In the interest of equal time, and having given considerable attention to Olivia de Havilland, we balance the record with some brief attention to her rival, sister, and pesky shadow Joan Fontaine (1917-2013). de Havilland and Fontaine were what used to be known inelegantly as “Irish twins”, meaning not Irish, but born about a year apart. Fontaine was slightly younger, followed her sister into acting slightly later, and then seemingly bested her in some ways, both marrying and winning an Oscar prior to de Havilland. Fontaine once joked that she would also die before her, and she did that as well, although it took her a long time to get around to it. The sisters had a famous feud dating to around the time of Fontaine’s Oscar (1942), although they didn’t stop speaking to each other until the time of their mother’s funeral in 1975. de Havilland thought Fontaine snubbed her at the Oscars; Fontaine thought de Havilland snubbed her at the funeral (by not inviting her). Since they both lived such a long time, the period of non-communication lasted nearly 40 years.

Like de Havilland, Fontaine played mostly shrinking violet, fainting couch types. Her best known parts are of this sort. Immediately after de Havilland’s most famous role of Melanie in Gone with the Wind (1939), Fontaine starred in Hitchcock’s first two American films Rebecca (1940) and Suspicion (1941, winning the Oscar for this one) and played the title role in Jane Eyre (1943) opposite Orson Welles. These three roles are so similar that it’s hard to tell them apart. Other well known films of the classic era she appeared in included A Damsel in Distress (1937), Gunga Din (1939), The Women (1939), The Constant Nymph (1943), The Affairs of Susan (1945), Ivy (1947), Letter from an Unknown Woman (1948), The Emperor Waltz (1948), Born to Be Bad (1950), Ivanhoe (1952), Decameron Nights (1953), Bob Hope’s Casanova’s Big Night (1954), Irwin Allen’s Voyage to the Bottom of the Sea (1961) and Tender is the Night (1962). In certain of these, she is cast against type as a femme fatale. Her last theatrical release was Hammer’s The Witches (1966), which has a certain parallel to de Havilland’s presence in Lady in a Cage (1964) and Hush…Hush, Sweet Charlotte (1964). Low-budget, Halloween horror, appropriate to the season.

Fontaine also acted in radio and in the Broadway plays Tea and Sympathy (1953-55) and Forty Carats (1968-70), and on television from the early days through 1994.

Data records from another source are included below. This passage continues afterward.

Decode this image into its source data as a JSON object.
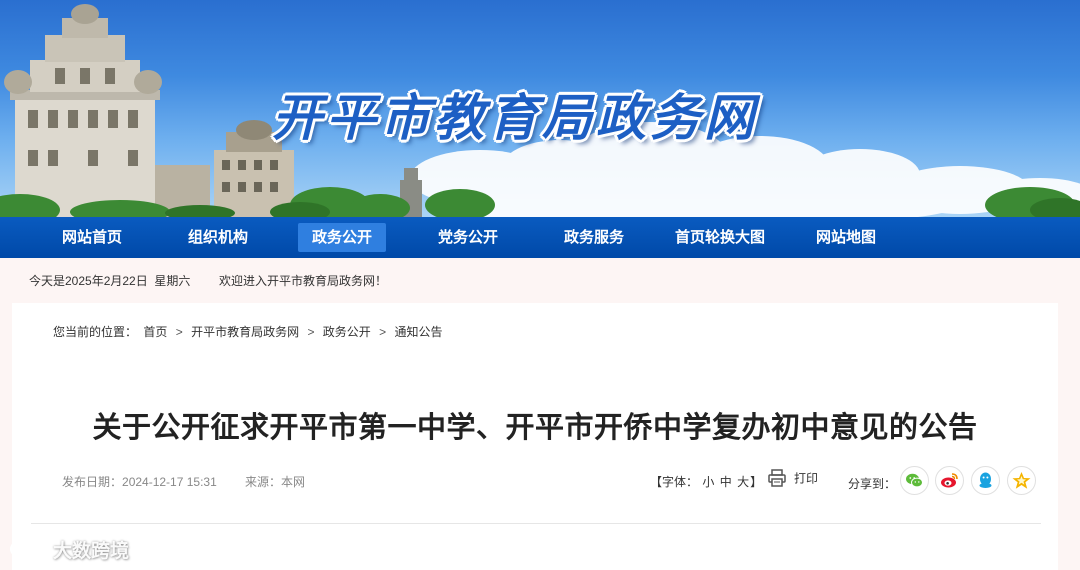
{
  "site": {
    "title": "开平市教育局政务网"
  },
  "nav": {
    "items": [
      {
        "label": "网站首页"
      },
      {
        "label": "组织机构"
      },
      {
        "label": "政务公开"
      },
      {
        "label": "党务公开"
      },
      {
        "label": "政务服务"
      },
      {
        "label": "首页轮换大图"
      },
      {
        "label": "网站地图"
      }
    ],
    "active": "政务公开"
  },
  "topbar": {
    "date": "今天是2025年2月22日  星期六",
    "welcome": "欢迎进入开平市教育局政务网！"
  },
  "breadcrumb": {
    "prefix": "您当前的位置：",
    "items": [
      "首页",
      "开平市教育局政务网",
      "政务公开",
      "通知公告"
    ],
    "separator": ">"
  },
  "article": {
    "title": "关于公开征求开平市第一中学、开平市开侨中学复办初中意见的公告",
    "publish_label": "发布日期：",
    "publish_date": "2024-12-17 15:31",
    "source_label": "来源：",
    "source": "本网"
  },
  "toolbar": {
    "font_open": "【字体：",
    "font_small": "小",
    "font_medium": "中",
    "font_large": "大",
    "font_close": "】",
    "print_label": "打印",
    "share_label": "分享到："
  },
  "share": {
    "items": [
      "wechat-icon",
      "weibo-icon",
      "qq-icon",
      "qzone-icon"
    ],
    "colors": {
      "wechat": "#5dbb3a",
      "weibo": "#e6162d",
      "qq": "#1aa3e0",
      "qzone": "#f5b400"
    }
  },
  "colors": {
    "nav_bg": "#0049a8",
    "nav_active": "#2f7fe0",
    "title_blue": "#1d5fc4"
  },
  "watermark": {
    "text": "大数跨境"
  }
}
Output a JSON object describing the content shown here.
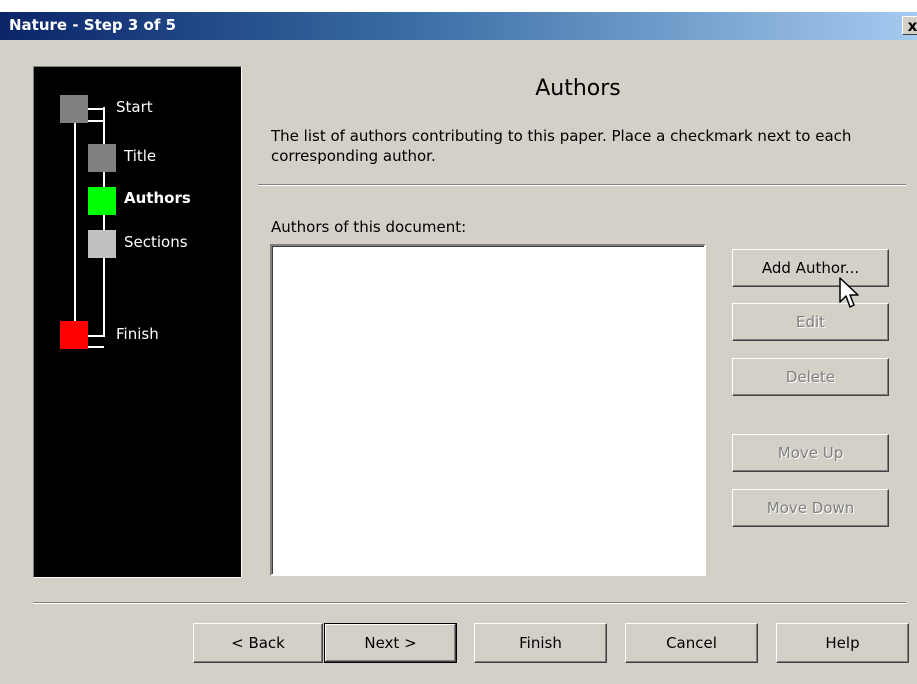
{
  "window": {
    "title": "Nature - Step 3 of 5",
    "close_label": "x"
  },
  "steps": [
    {
      "label": "Start",
      "color": "#808080",
      "state": "done"
    },
    {
      "label": "Title",
      "color": "#808080",
      "state": "done"
    },
    {
      "label": "Authors",
      "color": "#00ff00",
      "state": "current"
    },
    {
      "label": "Sections",
      "color": "#c0c0c0",
      "state": "pending"
    },
    {
      "label": "Finish",
      "color": "#ff0000",
      "state": "end"
    }
  ],
  "page": {
    "heading": "Authors",
    "description": "The list of authors contributing to this paper. Place a checkmark next to each corresponding author.",
    "list_label": "Authors of this document:",
    "authors": []
  },
  "side_buttons": {
    "add_author": "Add Author...",
    "edit": "Edit",
    "delete": "Delete",
    "move_up": "Move Up",
    "move_down": "Move Down"
  },
  "footer_buttons": {
    "back": "< Back",
    "next": "Next >",
    "finish": "Finish",
    "cancel": "Cancel",
    "help": "Help"
  },
  "icons": {
    "close": "close-icon",
    "cursor": "mouse-pointer-icon"
  }
}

Fontaine was married four times: to stage and screen actor Brian Aherne, producer William Dozier (whose credits included Letter from an Unknown Woman and tv shows Batman and Green Hornet), Collier Young (producer of the TV shows One Step Beyond, The Wild Wild West, and Ironside), and Alfred Wright Jr (editor of Golf magazine). All ended in divorce. So she also exceeded de Havilland in number of marriages, though I’m not sure how much of a victory that is.